Here is a central irony concerning the electronic health record (EHR) systems that are rapidly becoming the norm in hospitals across the country, including in New Jersey, as expressed by a pediatrician.
“It is actually much harder to take care of sick patients in the ICU with our new hospital system,” notes that doctor. He adds that, as chairman of a committee highly motivated to make EHR integration work optimally at his facility, he is far from opposed on principle to new technological changes being rapidly introduced in medical facilities across the United States.
What he is opposed to, and what has been similarly targeted by many other doctors and medical organizations nationally, is the perceived and unwarranted haste that is driving the universal change from patients’ paper records to electronic repositories.
That haste, he says, has led to medication errors and other medical mistakes following EHR implementation. An online discussion board addressing the topic that was recently scrutinized by David F. Carr, a healthcare writer and editor, reveals discontent expressed by other doctors manifested in “a mismatch between how the software in healthcare works and how the people in healthcare work.”
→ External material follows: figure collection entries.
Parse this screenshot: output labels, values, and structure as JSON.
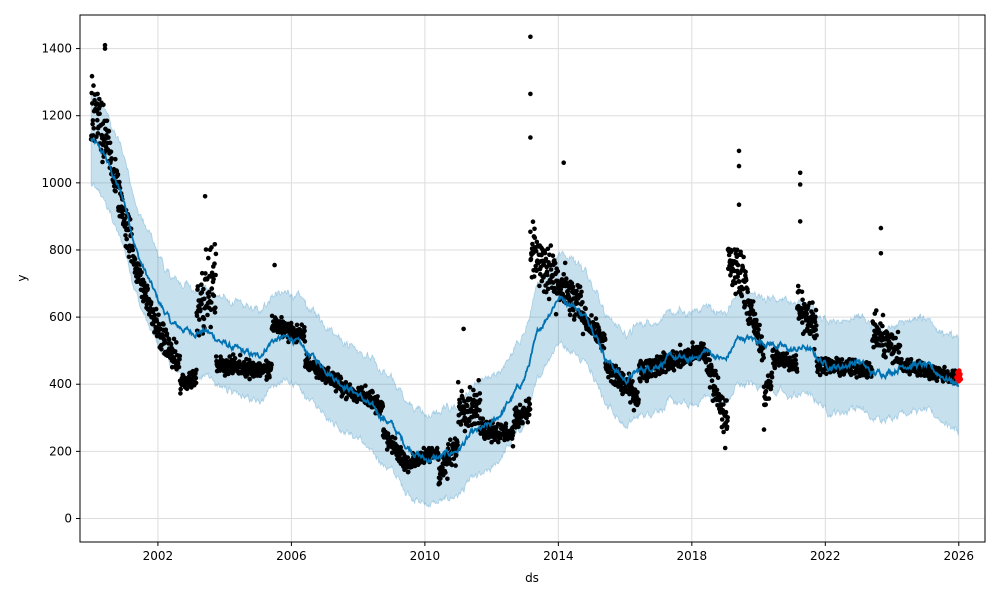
{
  "chart_data": {
    "type": "scatter",
    "title": "",
    "xlabel": "ds",
    "ylabel": "y",
    "xlim": [
      "1999-09-01",
      "2026-10-15"
    ],
    "ylim": [
      -70,
      1500
    ],
    "grid": true,
    "x_ticks": [
      "2002",
      "2006",
      "2010",
      "2014",
      "2018",
      "2022",
      "2026"
    ],
    "y_ticks": [
      "0",
      "200",
      "400",
      "600",
      "800",
      "1000",
      "1200",
      "1400"
    ],
    "colors": {
      "observed": "#000000",
      "forecast_line": "#0072B2",
      "uncertainty_band": "#0072B2",
      "recent_points": "#FF0000",
      "grid": "#DDDDDD"
    },
    "series": [
      {
        "kind": "forecast-line",
        "x": [
          "2000-01-01",
          "2000-06-01",
          "2001-01-01",
          "2001-06-01",
          "2002-01-01",
          "2002-06-01",
          "2003-01-01",
          "2003-06-01",
          "2004-01-01",
          "2004-06-01",
          "2005-01-01",
          "2005-06-01",
          "2006-01-01",
          "2006-06-01",
          "2007-01-01",
          "2007-06-01",
          "2008-01-01",
          "2008-06-01",
          "2009-01-01",
          "2009-06-01",
          "2010-01-01",
          "2010-06-01",
          "2011-01-01",
          "2011-06-01",
          "2012-01-01",
          "2012-06-01",
          "2013-01-01",
          "2013-06-01",
          "2014-01-01",
          "2014-06-01",
          "2015-01-01",
          "2015-06-01",
          "2016-01-01",
          "2016-06-01",
          "2017-01-01",
          "2017-06-01",
          "2018-01-01",
          "2018-06-01",
          "2019-01-01",
          "2019-06-01",
          "2020-01-01",
          "2020-06-01",
          "2021-01-01",
          "2021-06-01",
          "2022-01-01",
          "2022-06-01",
          "2023-01-01",
          "2023-06-01",
          "2024-01-01",
          "2024-06-01",
          "2025-01-01",
          "2025-06-01",
          "2026-01-01"
        ],
        "y": [
          1130,
          1080,
          940,
          780,
          650,
          580,
          555,
          560,
          520,
          500,
          480,
          530,
          540,
          500,
          450,
          410,
          370,
          330,
          280,
          220,
          175,
          180,
          205,
          250,
          280,
          330,
          420,
          560,
          660,
          640,
          580,
          480,
          410,
          440,
          460,
          480,
          470,
          500,
          470,
          540,
          530,
          520,
          500,
          510,
          460,
          450,
          470,
          430,
          440,
          460,
          455,
          430,
          400
        ]
      },
      {
        "kind": "uncertainty-band",
        "band_width": 135
      },
      {
        "kind": "observed",
        "segments": [
          {
            "start": "2000-01-01",
            "end": "2000-07-01",
            "y_start": 1200,
            "y_end": 1150,
            "spread": 140
          },
          {
            "start": "2000-07-01",
            "end": "2001-04-01",
            "y_start": 1100,
            "y_end": 800,
            "spread": 90
          },
          {
            "start": "2001-04-01",
            "end": "2002-01-01",
            "y_start": 780,
            "y_end": 560,
            "spread": 60
          },
          {
            "start": "2002-01-01",
            "end": "2002-09-01",
            "y_start": 560,
            "y_end": 450,
            "spread": 60
          },
          {
            "start": "2002-09-01",
            "end": "2003-03-01",
            "y_start": 400,
            "y_end": 420,
            "spread": 40
          },
          {
            "start": "2003-03-01",
            "end": "2003-10-01",
            "y_start": 650,
            "y_end": 700,
            "spread": 140
          },
          {
            "start": "2003-10-01",
            "end": "2005-06-01",
            "y_start": 460,
            "y_end": 440,
            "spread": 35
          },
          {
            "start": "2005-06-01",
            "end": "2006-06-01",
            "y_start": 580,
            "y_end": 540,
            "spread": 40
          },
          {
            "start": "2006-06-01",
            "end": "2008-01-01",
            "y_start": 470,
            "y_end": 360,
            "spread": 30
          },
          {
            "start": "2008-01-01",
            "end": "2008-10-01",
            "y_start": 380,
            "y_end": 330,
            "spread": 40
          },
          {
            "start": "2008-10-01",
            "end": "2009-06-01",
            "y_start": 250,
            "y_end": 170,
            "spread": 35
          },
          {
            "start": "2009-06-01",
            "end": "2010-06-01",
            "y_start": 160,
            "y_end": 200,
            "spread": 30
          },
          {
            "start": "2010-06-01",
            "end": "2011-01-01",
            "y_start": 130,
            "y_end": 220,
            "spread": 60
          },
          {
            "start": "2011-01-01",
            "end": "2011-09-01",
            "y_start": 340,
            "y_end": 330,
            "spread": 80
          },
          {
            "start": "2011-09-01",
            "end": "2012-09-01",
            "y_start": 270,
            "y_end": 250,
            "spread": 40
          },
          {
            "start": "2012-09-01",
            "end": "2013-03-01",
            "y_start": 290,
            "y_end": 330,
            "spread": 40
          },
          {
            "start": "2013-03-01",
            "end": "2013-10-01",
            "y_start": 800,
            "y_end": 720,
            "spread": 130
          },
          {
            "start": "2013-10-01",
            "end": "2014-10-01",
            "y_start": 720,
            "y_end": 620,
            "spread": 90
          },
          {
            "start": "2014-10-01",
            "end": "2015-06-01",
            "y_start": 600,
            "y_end": 520,
            "spread": 40
          },
          {
            "start": "2015-06-01",
            "end": "2016-06-01",
            "y_start": 450,
            "y_end": 360,
            "spread": 50
          },
          {
            "start": "2016-06-01",
            "end": "2018-06-01",
            "y_start": 440,
            "y_end": 500,
            "spread": 40
          },
          {
            "start": "2018-06-01",
            "end": "2019-02-01",
            "y_start": 480,
            "y_end": 280,
            "spread": 70
          },
          {
            "start": "2019-02-01",
            "end": "2019-09-01",
            "y_start": 760,
            "y_end": 700,
            "spread": 110
          },
          {
            "start": "2019-09-01",
            "end": "2020-03-01",
            "y_start": 640,
            "y_end": 500,
            "spread": 60
          },
          {
            "start": "2020-03-01",
            "end": "2020-06-01",
            "y_start": 360,
            "y_end": 420,
            "spread": 60
          },
          {
            "start": "2020-06-01",
            "end": "2021-03-01",
            "y_start": 480,
            "y_end": 460,
            "spread": 40
          },
          {
            "start": "2021-03-01",
            "end": "2021-10-01",
            "y_start": 650,
            "y_end": 560,
            "spread": 80
          },
          {
            "start": "2021-10-01",
            "end": "2023-06-01",
            "y_start": 460,
            "y_end": 440,
            "spread": 30
          },
          {
            "start": "2023-06-01",
            "end": "2024-04-01",
            "y_start": 560,
            "y_end": 490,
            "spread": 70
          },
          {
            "start": "2024-04-01",
            "end": "2025-12-01",
            "y_start": 460,
            "y_end": 420,
            "spread": 30
          }
        ],
        "outliers": [
          {
            "x": "2000-06-01",
            "y": 1410
          },
          {
            "x": "2000-06-01",
            "y": 1400
          },
          {
            "x": "2003-06-01",
            "y": 960
          },
          {
            "x": "2005-07-01",
            "y": 755
          },
          {
            "x": "2011-03-01",
            "y": 565
          },
          {
            "x": "2013-03-01",
            "y": 1435
          },
          {
            "x": "2013-03-01",
            "y": 1265
          },
          {
            "x": "2013-03-01",
            "y": 1135
          },
          {
            "x": "2014-03-01",
            "y": 1060
          },
          {
            "x": "2019-06-01",
            "y": 1095
          },
          {
            "x": "2019-06-01",
            "y": 1050
          },
          {
            "x": "2019-06-01",
            "y": 935
          },
          {
            "x": "2019-01-01",
            "y": 210
          },
          {
            "x": "2021-04-01",
            "y": 1030
          },
          {
            "x": "2021-04-01",
            "y": 995
          },
          {
            "x": "2021-04-01",
            "y": 885
          },
          {
            "x": "2023-09-01",
            "y": 865
          },
          {
            "x": "2023-09-01",
            "y": 790
          },
          {
            "x": "2020-03-01",
            "y": 265
          }
        ]
      },
      {
        "kind": "recent-points",
        "x": [
          "2025-12-10",
          "2025-12-20",
          "2026-01-01",
          "2026-01-05",
          "2026-01-10",
          "2026-01-15",
          "2026-01-20"
        ],
        "y": [
          420,
          435,
          410,
          440,
          425,
          430,
          415
        ]
      }
    ]
  }
}
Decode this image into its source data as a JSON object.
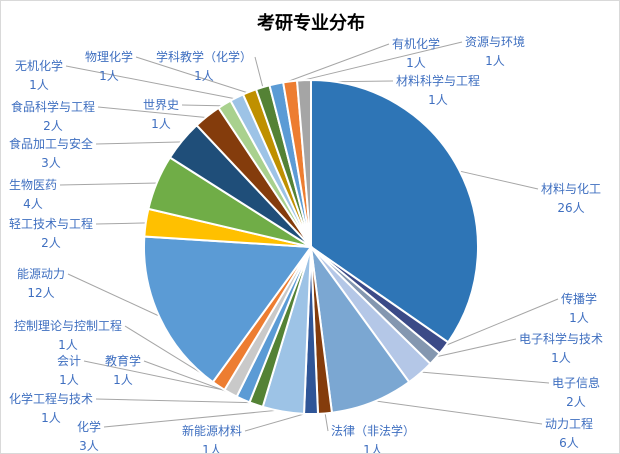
{
  "chart_data": {
    "type": "pie",
    "title": "考研专业分布",
    "unit": "人",
    "start_angle": "12 o'clock, clockwise",
    "slices": [
      {
        "label": "材料与化工",
        "value": 26,
        "color": "#2E75B6"
      },
      {
        "label": "传播学",
        "value": 1,
        "color": "#3B4A87"
      },
      {
        "label": "电子科学与技术",
        "value": 1,
        "color": "#8497B0"
      },
      {
        "label": "电子信息",
        "value": 2,
        "color": "#B4C7E7"
      },
      {
        "label": "动力工程",
        "value": 6,
        "color": "#7BA7D2"
      },
      {
        "label": "法律（非法学）",
        "value": 1,
        "color": "#843C0C"
      },
      {
        "label": "新能源材料",
        "value": 1,
        "color": "#2F5597"
      },
      {
        "label": "化学",
        "value": 3,
        "color": "#9DC3E6"
      },
      {
        "label": "化学工程与技术",
        "value": 1,
        "color": "#548235"
      },
      {
        "label": "教育学",
        "value": 1,
        "color": "#5B9BD5"
      },
      {
        "label": "会计",
        "value": 1,
        "color": "#C9C9C9"
      },
      {
        "label": "控制理论与控制工程",
        "value": 1,
        "color": "#ED7D31"
      },
      {
        "label": "能源动力",
        "value": 12,
        "color": "#5B9BD5"
      },
      {
        "label": "轻工技术与工程",
        "value": 2,
        "color": "#FFC000"
      },
      {
        "label": "生物医药",
        "value": 4,
        "color": "#70AD47"
      },
      {
        "label": "食品加工与安全",
        "value": 3,
        "color": "#1F4E79"
      },
      {
        "label": "食品科学与工程",
        "value": 2,
        "color": "#843C0C"
      },
      {
        "label": "世界史",
        "value": 1,
        "color": "#A9D18E"
      },
      {
        "label": "无机化学",
        "value": 1,
        "color": "#9DC3E6"
      },
      {
        "label": "物理化学",
        "value": 1,
        "color": "#BF9000"
      },
      {
        "label": "学科教学（化学）",
        "value": 1,
        "color": "#548235"
      },
      {
        "label": "有机化学",
        "value": 1,
        "color": "#5B9BD5"
      },
      {
        "label": "资源与环境",
        "value": 1,
        "color": "#ED7D31"
      },
      {
        "label": "材料科学与工程",
        "value": 1,
        "color": "#A5A5A5"
      }
    ]
  }
}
In other words, much of the criticisms being leveled at EHR systems are centered on interfaces that are perceived as deficient, usability problems, problematic drop-down menus, garbled information displays and other cited snafus. The result is a double negative: a time-consuming and unrewarding user experience, coupled with what has been termed “new potential errors.”
Carr says there is a notable and widespread clamor for both a fix and a more studied implementation in EHR implementation. He says that his foray into the area revealed “how unanimously and passionately dissatisfied most doctors are” with the EHR systems they are working with.